Group term life is the most inexpensive way to purchase life insurance. You have the freedom to select an amount of life insurance coverage you need to help protect the well-being of your family. Accidental Death & Dismemberment is life insurance coverage that pays a death benefit to the beneficiary, should death occur due to a covered accident. Dismemberment benefits are paid to you, according to the benefit level you select, if accidentally dismembered.

Why I need AD&D

Life insurance is never fun to think about and may seem like an unnecessary expense.
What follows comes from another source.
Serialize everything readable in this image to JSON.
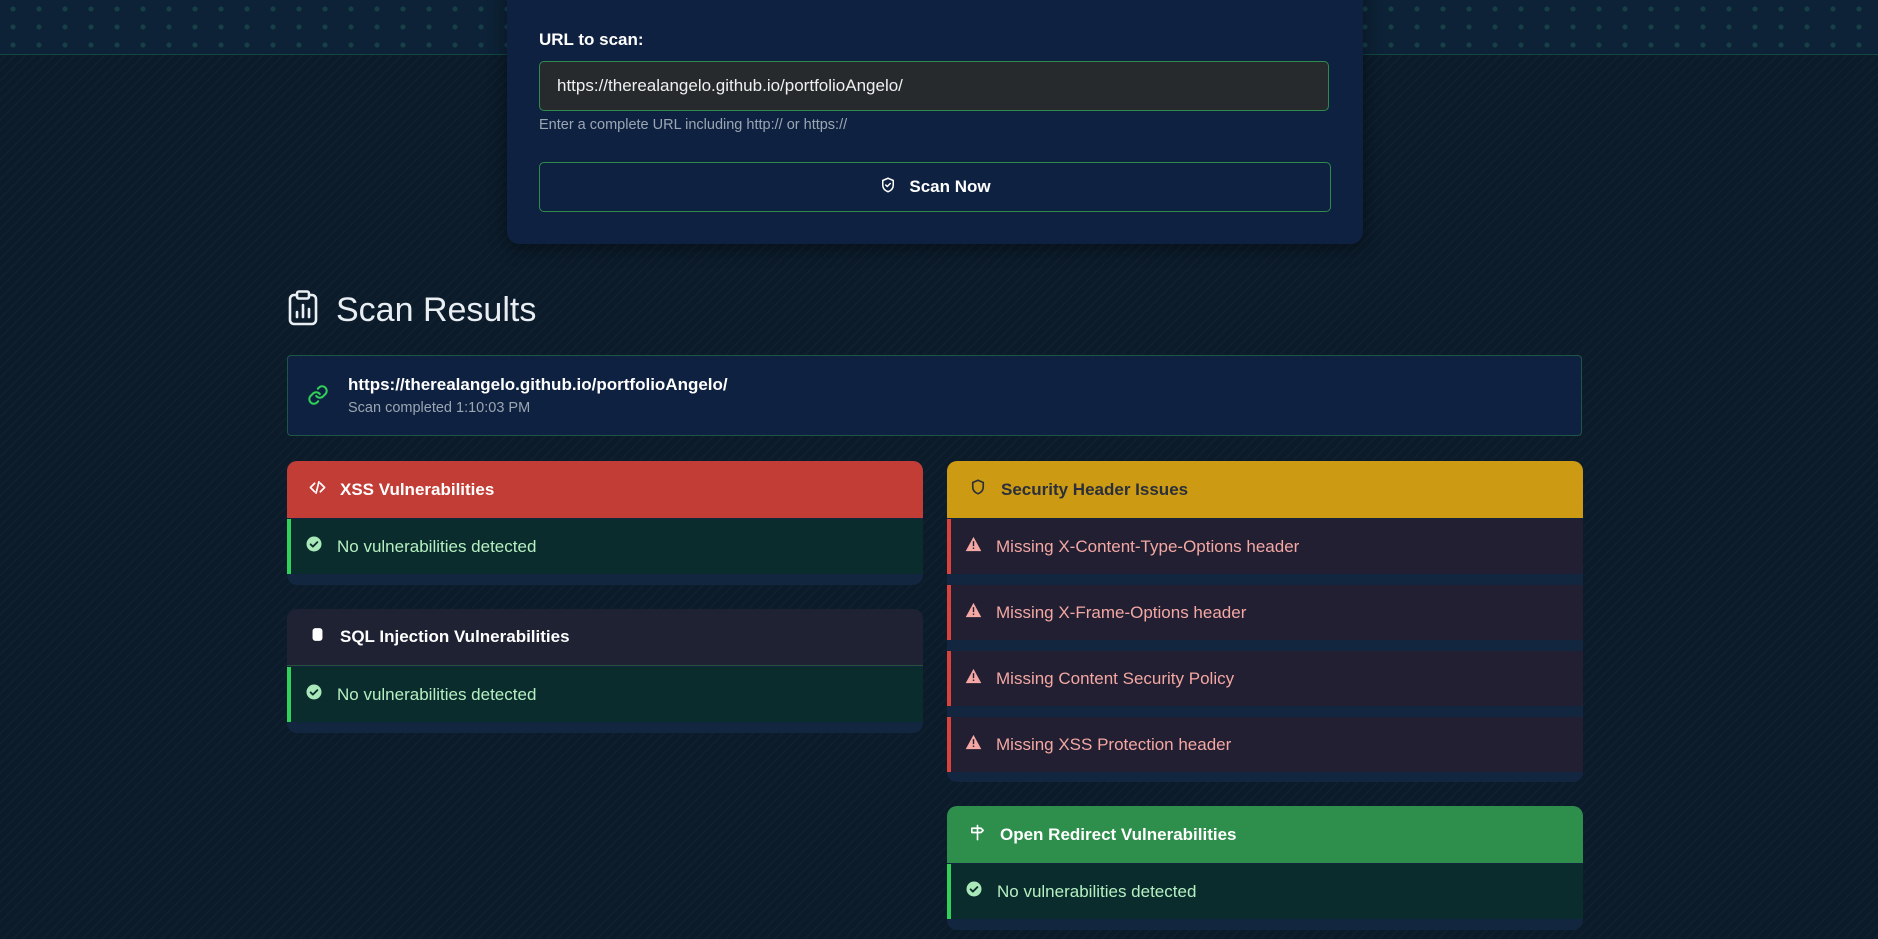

However, if you have someone that depends on you financially, life insurance is really about protecting them if something were to happen to you. Life insurance and AD&D policies help your loved ones pay for expenses, such as:

  • Mortgage payments
  • College tuition
  • Burial expenses

Accident

Do you have kids playing sports, are you a weekend warrior, or maybe accident prone? Accident plans are designed to help pay for medical costs associated with accidents and benefits are paid directly to you.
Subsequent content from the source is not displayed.